With the range as limited as it is, it might seem easy to dismiss the class entirely. But the gadgets available to the Mechanic make up for it all. There’s actually a lot more flexibility here than we saw in the Operator. Putting it into Battlefield 4 terms, the Mechanic is blending together elements from the Engineer, Scout and Assault classes. They have the M79 grenade launcher unlocked by default – giving them some offense against vehicles. And with the presence of the repair tool, it’s easy to just say that the Mechanic is your vehicle fixer class only. That’s selling it a bit short. The vehicle options are there for sure – especially adding in the sabotage item, letting you booby trap cars; but there’s more here. The satellite phone gadget will let you place a mobile spawn point – letting your squad have an extra option to keep them in fight quicker, or set up some tactical moves. There’s still one more gadget even – the armored insert – which gives the Mechanic a little bit more toughness, helping them get close while taking fire. It’s not too hard to see that the Mechanic is a really flexible class – it’s not just focused on vehicles.

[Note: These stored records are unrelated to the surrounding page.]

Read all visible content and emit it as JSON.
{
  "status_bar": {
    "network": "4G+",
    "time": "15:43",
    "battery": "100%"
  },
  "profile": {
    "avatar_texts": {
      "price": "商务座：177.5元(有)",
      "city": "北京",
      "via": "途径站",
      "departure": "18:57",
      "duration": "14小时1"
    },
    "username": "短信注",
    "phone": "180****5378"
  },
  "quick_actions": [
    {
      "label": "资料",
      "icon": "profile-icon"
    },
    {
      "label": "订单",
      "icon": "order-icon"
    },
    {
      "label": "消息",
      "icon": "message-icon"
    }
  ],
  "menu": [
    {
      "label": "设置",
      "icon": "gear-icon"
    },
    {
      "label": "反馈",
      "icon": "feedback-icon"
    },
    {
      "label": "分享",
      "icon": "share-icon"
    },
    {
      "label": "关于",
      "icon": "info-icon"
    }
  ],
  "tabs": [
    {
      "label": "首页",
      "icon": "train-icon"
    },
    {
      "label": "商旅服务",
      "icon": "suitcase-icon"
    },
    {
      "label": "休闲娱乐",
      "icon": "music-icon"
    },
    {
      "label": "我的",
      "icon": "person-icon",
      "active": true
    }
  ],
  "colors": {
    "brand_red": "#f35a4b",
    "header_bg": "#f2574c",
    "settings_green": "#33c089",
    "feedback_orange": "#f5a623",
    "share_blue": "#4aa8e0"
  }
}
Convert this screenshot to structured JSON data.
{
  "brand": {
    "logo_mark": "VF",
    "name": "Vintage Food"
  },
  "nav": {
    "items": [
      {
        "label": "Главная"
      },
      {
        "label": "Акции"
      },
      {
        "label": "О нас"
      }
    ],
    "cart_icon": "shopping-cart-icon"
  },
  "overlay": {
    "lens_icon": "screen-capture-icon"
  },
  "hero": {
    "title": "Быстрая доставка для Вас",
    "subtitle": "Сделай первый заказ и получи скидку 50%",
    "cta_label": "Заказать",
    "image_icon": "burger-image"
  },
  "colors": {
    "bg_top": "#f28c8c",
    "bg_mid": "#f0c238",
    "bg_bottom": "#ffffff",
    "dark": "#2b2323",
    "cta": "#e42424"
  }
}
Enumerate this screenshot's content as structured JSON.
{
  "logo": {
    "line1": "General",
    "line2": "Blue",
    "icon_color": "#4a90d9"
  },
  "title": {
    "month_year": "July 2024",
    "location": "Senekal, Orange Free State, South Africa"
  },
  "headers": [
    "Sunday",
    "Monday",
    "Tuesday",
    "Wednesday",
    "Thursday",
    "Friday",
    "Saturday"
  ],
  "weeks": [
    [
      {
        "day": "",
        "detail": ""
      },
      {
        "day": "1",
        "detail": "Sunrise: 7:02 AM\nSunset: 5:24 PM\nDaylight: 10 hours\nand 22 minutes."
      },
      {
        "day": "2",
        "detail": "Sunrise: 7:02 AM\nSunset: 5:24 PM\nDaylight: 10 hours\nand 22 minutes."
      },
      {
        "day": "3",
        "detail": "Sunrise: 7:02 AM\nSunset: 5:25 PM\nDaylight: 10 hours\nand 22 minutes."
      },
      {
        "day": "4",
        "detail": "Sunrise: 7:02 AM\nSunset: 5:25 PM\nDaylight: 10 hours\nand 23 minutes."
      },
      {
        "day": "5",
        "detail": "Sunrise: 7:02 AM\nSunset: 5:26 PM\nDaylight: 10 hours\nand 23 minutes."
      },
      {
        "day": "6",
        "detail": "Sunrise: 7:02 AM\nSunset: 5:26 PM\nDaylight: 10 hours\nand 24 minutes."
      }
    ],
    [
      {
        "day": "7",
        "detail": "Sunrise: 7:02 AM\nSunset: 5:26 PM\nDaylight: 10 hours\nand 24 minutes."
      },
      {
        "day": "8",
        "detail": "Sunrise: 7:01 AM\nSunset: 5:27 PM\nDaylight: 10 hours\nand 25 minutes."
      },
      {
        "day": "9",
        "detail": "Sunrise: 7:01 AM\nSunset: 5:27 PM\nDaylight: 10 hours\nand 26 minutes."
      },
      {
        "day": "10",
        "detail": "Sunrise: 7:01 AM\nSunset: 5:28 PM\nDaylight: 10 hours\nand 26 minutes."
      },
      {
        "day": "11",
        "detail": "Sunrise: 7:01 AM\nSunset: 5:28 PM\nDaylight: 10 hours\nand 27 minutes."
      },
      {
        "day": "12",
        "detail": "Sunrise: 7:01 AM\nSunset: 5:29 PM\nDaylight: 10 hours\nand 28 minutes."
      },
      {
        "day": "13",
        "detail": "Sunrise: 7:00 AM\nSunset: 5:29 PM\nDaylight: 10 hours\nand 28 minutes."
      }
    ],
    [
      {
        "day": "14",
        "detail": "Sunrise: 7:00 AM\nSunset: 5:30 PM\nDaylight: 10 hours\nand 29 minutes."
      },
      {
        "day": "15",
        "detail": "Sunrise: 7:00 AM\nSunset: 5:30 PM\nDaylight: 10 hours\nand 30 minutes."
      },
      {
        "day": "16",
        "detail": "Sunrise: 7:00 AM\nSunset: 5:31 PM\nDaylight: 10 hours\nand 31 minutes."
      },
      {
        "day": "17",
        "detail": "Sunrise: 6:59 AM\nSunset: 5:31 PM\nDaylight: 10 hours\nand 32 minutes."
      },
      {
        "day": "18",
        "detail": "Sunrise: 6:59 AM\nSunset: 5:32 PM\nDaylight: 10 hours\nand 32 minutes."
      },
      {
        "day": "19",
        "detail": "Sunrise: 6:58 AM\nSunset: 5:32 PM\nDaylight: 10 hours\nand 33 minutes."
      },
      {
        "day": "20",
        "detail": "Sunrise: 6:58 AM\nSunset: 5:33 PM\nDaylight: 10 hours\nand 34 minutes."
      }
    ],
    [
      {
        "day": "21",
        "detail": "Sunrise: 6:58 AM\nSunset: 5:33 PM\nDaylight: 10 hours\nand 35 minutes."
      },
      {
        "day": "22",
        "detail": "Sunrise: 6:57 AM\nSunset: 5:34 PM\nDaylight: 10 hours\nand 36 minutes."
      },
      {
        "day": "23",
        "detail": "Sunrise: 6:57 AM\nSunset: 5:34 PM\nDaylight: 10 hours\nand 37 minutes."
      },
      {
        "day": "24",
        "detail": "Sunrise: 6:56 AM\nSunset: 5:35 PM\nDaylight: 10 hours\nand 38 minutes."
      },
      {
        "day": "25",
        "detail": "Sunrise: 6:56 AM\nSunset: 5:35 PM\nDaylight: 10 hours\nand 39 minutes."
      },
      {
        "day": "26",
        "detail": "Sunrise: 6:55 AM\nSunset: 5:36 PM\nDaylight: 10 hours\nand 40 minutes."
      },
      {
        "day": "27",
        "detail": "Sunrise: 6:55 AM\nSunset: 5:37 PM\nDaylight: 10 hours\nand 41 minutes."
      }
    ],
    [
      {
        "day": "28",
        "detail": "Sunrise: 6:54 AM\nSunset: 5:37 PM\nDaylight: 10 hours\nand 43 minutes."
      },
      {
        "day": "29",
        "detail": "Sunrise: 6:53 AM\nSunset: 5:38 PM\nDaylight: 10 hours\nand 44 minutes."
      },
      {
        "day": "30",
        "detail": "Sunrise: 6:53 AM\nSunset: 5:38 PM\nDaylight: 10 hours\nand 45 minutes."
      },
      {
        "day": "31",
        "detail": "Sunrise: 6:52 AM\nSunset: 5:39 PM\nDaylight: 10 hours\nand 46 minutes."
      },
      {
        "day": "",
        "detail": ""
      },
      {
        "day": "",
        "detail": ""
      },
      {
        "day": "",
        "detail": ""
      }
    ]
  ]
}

That flexibility is also present in the Reputation upgrades you unlock by playing the class. Your first Rep slot is either an Extra Grenade or Flak Jacket; the second is between Extra 40mm grenades or Fast Repair; the third slot is either Fast Aim or Delayed Explosive Trigger and the final slot is either Fast Reload or Fast Swap. With the first two slots, you can further increase your effectiveness against vehicles if you’re playing that role – otherwise you can help get your survivablility up a bit more. In general I think taking the Flak Jacket is the more important of the two upgrades at tier one – surviving explosives can be a really nice addition.

Even with the flexibility that the Mechanic does have, it’s still got a pretty serious downside to it. That of course being the range – it’s out performed at mid range by every class, and potentially even at close range by the Enforcer. The Mechanic definitely fills an important role on the team – especially on Hotwire. But where I think the Operator is the easiest to pick up and play, the Mechanic is on the opposite side of that coin. There’s a bit of a learning curve, but that makes playing it well that much more satisfying.